3 Bethlehem, Allentown schools suspend water access after lead report

by Kurt Bresswein, originally published on March 28, 2016


The Bethlehem Area and Allentown school districts said Monday they are cutting off access to drinking water from the plumbing at three schools and testing water quality in response to a news report about lead levels.

WFMZ-TV 69 on Monday published a report with testing performed by a Lehigh University professor of environmental engineering, on drinking water at Bethlehem’s Northeast Middle School and Allentown’s Allen High School and Union Terrace Elementary School.

Profressor Arup SenGupta’s testing showed lead in the schools’ drinking water at three times the federal standard for what is acceptable, according to the report.

The Bethlehem Area School District in a statement said Northeast does not have lead pipes and water fixtures, such as fountains, meet required guidelines.

“The City of Bethlehem routinely tests water quality in the city, and has informed the BASD that all tests reveal lead levels well below federal guidelines,” the district states, noting that school officials were “concerned and surprised” by the WFMZ report.

“It is unclear whether or not WFMZ followed proper sample collection and testing protocols,” the statement says.

After consulting with St. Luke’s University Health Network’s Community Health Department and Bethlehem Mayor Bob Donchez and city staff, the district and city on Monday collected samples and sent them to a state-certified drinking-water laboratory for independent testing.

“Although not required by regulation, out of an abundance of caution, water fountains will be closed and water will not be used for cooking in the Northeast Middle School cafeteria until test results are received,” the statement continues. “Bottled water will be available.”

The district went on to say it is working with the city to test the water quality at all Bethlehem Area schools.

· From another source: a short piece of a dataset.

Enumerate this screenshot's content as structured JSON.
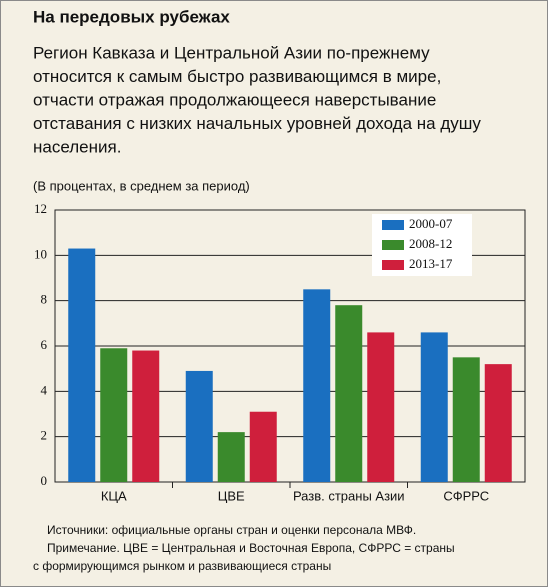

In Allentown, school officials said they are “certainly concerned by a Lehigh University professor’s claim of high lead levels.

“We would have liked to have had such concerning data immediately shared with us so we could investigate, examine the protocols for testing, and remediate the situation, if necessary,” the district said in a statement. “Since neither WFMZ nor the professor were provided access to these two schools, we cannot verify that proper testing protocols have been followed.”

As a result, the district had water testing done at the two schools Monday by certified professionals.

“Until we receive the results of this accurate analysis, both schools will refrain for using the water for consumption,” the statement continues. “The safety and well-being of our students and staff are our top priority.”

The WFMZ report follows a 2014 Pennsylvania Department of Health study that found 17 cities exceeded the statewide rate of 9.37 percent for children with dangerously elevated blood lead levels. Among them, Allentown topped the list with 23.11 percent of children tested showing elevated blood-lead levels; Easton was sixth with 15.81 percent tested above the threshold and Bethlehem, seventh with 14.32 percent, state data show.